Boyd has been rumored to be considering a takeover of rival Penn Entertainment, valued at over $9 billion. However, Boyd has not publicly confirmed this interest, and analysts widely believe Penn is not a willing seller at this time. Jonas agrees, pointing out Boyd’s solid balance sheet as a reason for the speculation, but he also noted the complexities of such a deal.

“We think the complexity of a transaction (likely involving multiple parties, requiring multiple divestitures as well as consent from landlord Gaming & Leisure Properties, while PENN is on the verge of releasing new ESPN Bet features … that should meaningfully improve their product, points to any deal as less likely,” Jonas explained.

ESPN Bet is seen as a potential sticking point for Boyd, as the operator would not want to overpay for Penn’s interactive business. This has led to speculation about a third party, potentially FanDuel parent Flutter Entertainment (NYSE: FLUT), getting involved. However, with ESPN Bet currently holding a small share in the U.S. sports betting market, its appeal to suitors might be limited.

Bally’s Might Accept Takeover Offer

Jonas also touched on the topic of casino consolidation, particularly regarding Bally’s (NYSE: BALY). With Bally’s securing the necessary financing for its Chicago integrated resort, the company might be more inclined to accept the takeover offer from Standard General, proposed earlier this year.

The hedge fund, controlled by Bally’s Chairman Soo Kim, offered $15 a share for the gaming company earlier this year, significantly lower than its $38 per share acquisition proposal made in March 2022. Standard General is Bally’s largest shareholder.

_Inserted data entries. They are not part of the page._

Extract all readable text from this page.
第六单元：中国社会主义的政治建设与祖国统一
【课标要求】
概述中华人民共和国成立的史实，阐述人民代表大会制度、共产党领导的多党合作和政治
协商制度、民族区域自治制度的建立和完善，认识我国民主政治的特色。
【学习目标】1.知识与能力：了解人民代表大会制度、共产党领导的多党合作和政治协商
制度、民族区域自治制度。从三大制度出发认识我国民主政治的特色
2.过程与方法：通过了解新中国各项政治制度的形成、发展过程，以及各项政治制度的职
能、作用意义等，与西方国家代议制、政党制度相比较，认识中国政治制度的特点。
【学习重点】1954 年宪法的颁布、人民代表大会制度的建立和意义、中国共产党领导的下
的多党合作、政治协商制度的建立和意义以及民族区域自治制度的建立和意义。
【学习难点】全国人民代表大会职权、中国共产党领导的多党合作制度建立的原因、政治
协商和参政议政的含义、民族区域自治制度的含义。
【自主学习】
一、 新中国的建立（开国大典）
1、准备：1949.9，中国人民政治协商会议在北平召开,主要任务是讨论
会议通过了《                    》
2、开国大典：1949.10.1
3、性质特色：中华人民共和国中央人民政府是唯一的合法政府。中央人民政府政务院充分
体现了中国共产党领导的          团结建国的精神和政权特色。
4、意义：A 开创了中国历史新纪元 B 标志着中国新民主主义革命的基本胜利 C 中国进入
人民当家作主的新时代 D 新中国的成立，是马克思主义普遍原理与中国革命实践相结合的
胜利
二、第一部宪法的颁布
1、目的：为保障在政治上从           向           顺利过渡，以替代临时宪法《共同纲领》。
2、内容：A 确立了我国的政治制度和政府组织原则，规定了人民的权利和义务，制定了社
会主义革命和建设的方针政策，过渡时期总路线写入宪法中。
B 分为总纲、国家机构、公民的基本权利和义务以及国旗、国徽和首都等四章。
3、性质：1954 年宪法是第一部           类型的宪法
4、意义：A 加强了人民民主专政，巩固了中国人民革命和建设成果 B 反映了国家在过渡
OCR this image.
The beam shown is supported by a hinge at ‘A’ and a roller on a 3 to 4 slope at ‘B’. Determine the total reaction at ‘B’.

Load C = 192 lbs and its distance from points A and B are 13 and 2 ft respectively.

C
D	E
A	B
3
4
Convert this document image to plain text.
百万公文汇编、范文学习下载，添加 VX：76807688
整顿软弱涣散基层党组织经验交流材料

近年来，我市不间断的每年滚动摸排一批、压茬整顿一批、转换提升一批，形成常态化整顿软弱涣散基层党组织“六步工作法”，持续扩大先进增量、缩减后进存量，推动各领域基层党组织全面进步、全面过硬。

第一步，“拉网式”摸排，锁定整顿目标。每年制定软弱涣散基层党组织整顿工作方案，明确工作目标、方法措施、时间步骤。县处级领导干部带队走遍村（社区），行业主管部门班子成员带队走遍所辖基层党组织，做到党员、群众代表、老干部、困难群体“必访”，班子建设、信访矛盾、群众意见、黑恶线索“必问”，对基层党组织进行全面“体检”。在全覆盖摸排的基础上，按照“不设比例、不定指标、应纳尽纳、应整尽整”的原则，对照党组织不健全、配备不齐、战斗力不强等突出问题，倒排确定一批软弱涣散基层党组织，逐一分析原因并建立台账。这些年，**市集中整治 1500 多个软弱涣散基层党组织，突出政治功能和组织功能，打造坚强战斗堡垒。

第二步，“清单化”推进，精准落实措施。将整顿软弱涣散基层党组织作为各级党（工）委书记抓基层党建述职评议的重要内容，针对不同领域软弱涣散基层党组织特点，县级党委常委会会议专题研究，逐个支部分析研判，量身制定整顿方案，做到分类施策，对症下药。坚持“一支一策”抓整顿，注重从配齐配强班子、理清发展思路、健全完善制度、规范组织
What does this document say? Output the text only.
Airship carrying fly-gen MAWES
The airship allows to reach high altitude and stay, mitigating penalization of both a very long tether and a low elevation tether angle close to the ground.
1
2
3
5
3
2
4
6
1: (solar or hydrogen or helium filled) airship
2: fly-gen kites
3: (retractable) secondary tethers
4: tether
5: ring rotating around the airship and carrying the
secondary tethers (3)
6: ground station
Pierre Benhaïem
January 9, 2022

Jonas speculated that with the Chicago financing secured, Bally’s is less likely to reject the acquisition offer and could accept it while implementing “a number of value-enhancing measures.”

Conclusion

The gaming industry continues to see dynamic movements, with MGM Resorts International and Caesars Entertainment benefiting from resilient Las Vegas Strip trends. However, Penn Entertainment remains unlikely to be taken over in the near term due to complexities and strategic considerations. Meanwhile, Bally’s could be more open to accepting a takeover offer from Standard General, given recent financial developments.